Sunday, October 30, 2016

Pie Tips from Farmers Almanac

  • For a flaky, tender piecrust, make sure that all the ingredients and utensils are cold.
  • For the best tasting crust, use butter, preferably unsalted.
  • Try to use fresh fruit whenever possible, but especially when baking with apples. Apples can be mushy and bland after storage. Crisp, fresh apples hold up better, especially if you want to double-bake them.
  • Add ½ teaspoon of lemon juice to your fruit filling to bring out the taste of the fruit and help it keep its color.
  • Fill a sugar shaker with flour to shake out when you’re rolling pastry.
  • Make the top piecrust slightly thinner than the bottom crust to help maintain the structure of the pie.
  • To keep an empty pie shell from buckling, place a straight-sided cake pan, just a bit smaller than your pie dish, right down on top of the crust. Bake for about ten minutes, and remove the cake pan. Use a fork to prick any places that still puff up, and bake for 5 minutes longer, or until the crust is a light golden color.
  • To avoid a soggy bottom crust in your fruit pie, get the filling into the piecrust and into the oven quickly. If there is extra juice in the bowl, don’t pour it into the piecrust.
  • Get creative when carving ventilation holes. Try a heart, leaves, stars, or apple-shape.

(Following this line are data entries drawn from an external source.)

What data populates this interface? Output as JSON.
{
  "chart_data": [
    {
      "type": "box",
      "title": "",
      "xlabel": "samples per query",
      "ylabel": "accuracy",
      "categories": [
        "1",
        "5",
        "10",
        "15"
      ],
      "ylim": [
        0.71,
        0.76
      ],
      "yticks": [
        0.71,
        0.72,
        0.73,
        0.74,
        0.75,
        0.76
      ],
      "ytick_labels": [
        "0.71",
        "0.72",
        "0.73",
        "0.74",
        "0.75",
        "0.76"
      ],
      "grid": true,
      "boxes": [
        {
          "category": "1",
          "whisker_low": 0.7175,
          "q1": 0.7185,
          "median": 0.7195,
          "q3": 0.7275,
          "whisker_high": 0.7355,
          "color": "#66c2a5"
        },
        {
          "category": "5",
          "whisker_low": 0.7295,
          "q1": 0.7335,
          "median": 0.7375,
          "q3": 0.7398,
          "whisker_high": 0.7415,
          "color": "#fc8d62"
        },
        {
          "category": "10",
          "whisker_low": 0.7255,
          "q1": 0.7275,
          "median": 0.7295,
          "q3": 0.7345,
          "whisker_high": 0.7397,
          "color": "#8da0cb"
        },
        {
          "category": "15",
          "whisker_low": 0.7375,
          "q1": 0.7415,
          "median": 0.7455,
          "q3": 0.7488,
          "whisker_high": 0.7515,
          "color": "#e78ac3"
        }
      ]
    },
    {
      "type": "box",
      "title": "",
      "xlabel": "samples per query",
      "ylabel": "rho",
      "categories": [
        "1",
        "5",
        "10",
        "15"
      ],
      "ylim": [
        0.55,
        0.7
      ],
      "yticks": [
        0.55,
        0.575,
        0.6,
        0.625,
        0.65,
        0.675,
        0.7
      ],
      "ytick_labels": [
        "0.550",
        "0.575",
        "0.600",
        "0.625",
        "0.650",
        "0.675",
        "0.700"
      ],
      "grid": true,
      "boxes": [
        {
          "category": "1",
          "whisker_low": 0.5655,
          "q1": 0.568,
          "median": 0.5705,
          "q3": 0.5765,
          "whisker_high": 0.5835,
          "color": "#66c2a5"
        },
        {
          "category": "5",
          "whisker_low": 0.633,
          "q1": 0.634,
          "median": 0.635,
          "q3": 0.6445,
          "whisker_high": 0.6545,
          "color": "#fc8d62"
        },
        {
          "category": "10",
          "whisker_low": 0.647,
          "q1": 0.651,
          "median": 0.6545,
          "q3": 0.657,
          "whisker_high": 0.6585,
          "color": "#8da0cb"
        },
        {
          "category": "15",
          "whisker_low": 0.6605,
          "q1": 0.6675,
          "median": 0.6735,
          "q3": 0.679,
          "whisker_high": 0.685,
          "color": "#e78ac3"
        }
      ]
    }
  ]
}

  • Bake on a cookie sheet covered in aluminum foil to catch any juices that may run over the edge.
  • Rotate the pie 180 degrees midway through baking. This helps the pie to cook evenly and balances the surface browning.
  • Pay attention to the pie while it’s baking. Efficiency in the kitchen is great. However, try not to do too many things at once when you are baking pies.
  • When cutting a cream or custard pie, wet the knife with hot water to make a clean cut that won’t tear the filling.
  • Tips for freezing (fruit and meat pies): Prepare completely and freeze completely. Do not attempt to thaw before baking, bake in the frozen state, adjusting baking time accordingly.